NEW YORK: Cotton futures rose on Thursday as rising demand for corn and soybeans has increased expectations for lower cotton planting acres, while exports jumped to a marketing year high. The cotton contract for March rose 1.20 cent, or 1.4%, to 85.87 cents per lb by 1:45 p.m. EST (1845 GMT).
“With cand soyabean prices so high it is going to take away acres from cotton, which already has been in demand, and we’re anticipating to have smaller acres going forward,” said Jon Marcus, president of Lakefront Futures and Options brokerage in Chicago. Also, “prices have rallied here in tandem with the grain,” Marcus said, adding, bullish exports data and rising equities have added further support to the market.
Chicago Board of Trade corn and soybean futures rose on Thursday, with end users stepping in to buy the market one day after prices posted sharp declines.
In its weekly export sale report, the US Department of Agriculture showed that exports of 433,600 running bales (RB)- a marketing-year high - were up 36% from the previous week, of which 143,200 RB were shipped to China.
The United States is one of the biggest producers of cotton while China is the largest consumer.
The report also showed that net sales of 275,400 RB for 2020/2021 were down 4% from the previous week.

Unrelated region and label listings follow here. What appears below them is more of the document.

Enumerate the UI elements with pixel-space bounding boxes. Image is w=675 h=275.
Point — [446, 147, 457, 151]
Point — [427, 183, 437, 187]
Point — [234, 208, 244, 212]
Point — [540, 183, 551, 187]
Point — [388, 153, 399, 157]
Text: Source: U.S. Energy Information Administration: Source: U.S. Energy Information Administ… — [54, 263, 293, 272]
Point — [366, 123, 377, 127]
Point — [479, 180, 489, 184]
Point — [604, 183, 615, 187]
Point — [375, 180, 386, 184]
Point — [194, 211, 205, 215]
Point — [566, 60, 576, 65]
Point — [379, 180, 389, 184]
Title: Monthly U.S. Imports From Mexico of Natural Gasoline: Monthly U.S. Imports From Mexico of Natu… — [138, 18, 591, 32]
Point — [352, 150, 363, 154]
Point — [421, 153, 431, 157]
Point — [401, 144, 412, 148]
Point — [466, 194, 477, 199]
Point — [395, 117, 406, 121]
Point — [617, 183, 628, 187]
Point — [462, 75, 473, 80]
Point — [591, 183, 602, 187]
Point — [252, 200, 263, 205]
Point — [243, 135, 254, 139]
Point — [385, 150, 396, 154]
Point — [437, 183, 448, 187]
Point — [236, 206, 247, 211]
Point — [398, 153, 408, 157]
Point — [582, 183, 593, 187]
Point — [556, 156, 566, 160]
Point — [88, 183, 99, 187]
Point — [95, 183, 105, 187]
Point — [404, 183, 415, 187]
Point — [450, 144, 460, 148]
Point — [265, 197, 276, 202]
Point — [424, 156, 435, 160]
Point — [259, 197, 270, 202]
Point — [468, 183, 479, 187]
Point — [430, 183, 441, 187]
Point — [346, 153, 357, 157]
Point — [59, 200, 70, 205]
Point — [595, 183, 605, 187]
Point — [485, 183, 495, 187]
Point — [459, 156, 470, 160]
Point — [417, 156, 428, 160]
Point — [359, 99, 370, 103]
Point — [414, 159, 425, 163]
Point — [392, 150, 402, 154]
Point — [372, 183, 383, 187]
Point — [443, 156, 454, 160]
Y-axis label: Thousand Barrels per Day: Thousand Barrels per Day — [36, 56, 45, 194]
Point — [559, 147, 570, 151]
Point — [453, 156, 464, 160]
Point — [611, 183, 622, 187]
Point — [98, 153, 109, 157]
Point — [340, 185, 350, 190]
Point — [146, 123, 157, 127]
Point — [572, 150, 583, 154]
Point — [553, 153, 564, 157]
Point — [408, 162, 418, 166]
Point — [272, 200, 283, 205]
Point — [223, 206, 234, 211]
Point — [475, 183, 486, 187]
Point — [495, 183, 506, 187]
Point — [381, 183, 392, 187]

Meanwhile, US stocks were higher and MSCI’s gauge of stocks across the globe was set for a ninth day of gains on Thursday as investors were optimistic about more fiscal stimulus from the United States.
Total futures market volume fell by 41,752 to 39,864 lots. Certificated cotton stocks deliverable as of Feb. 10 totalled 96,810 480-lb bales, up from 93,667 in the previous session.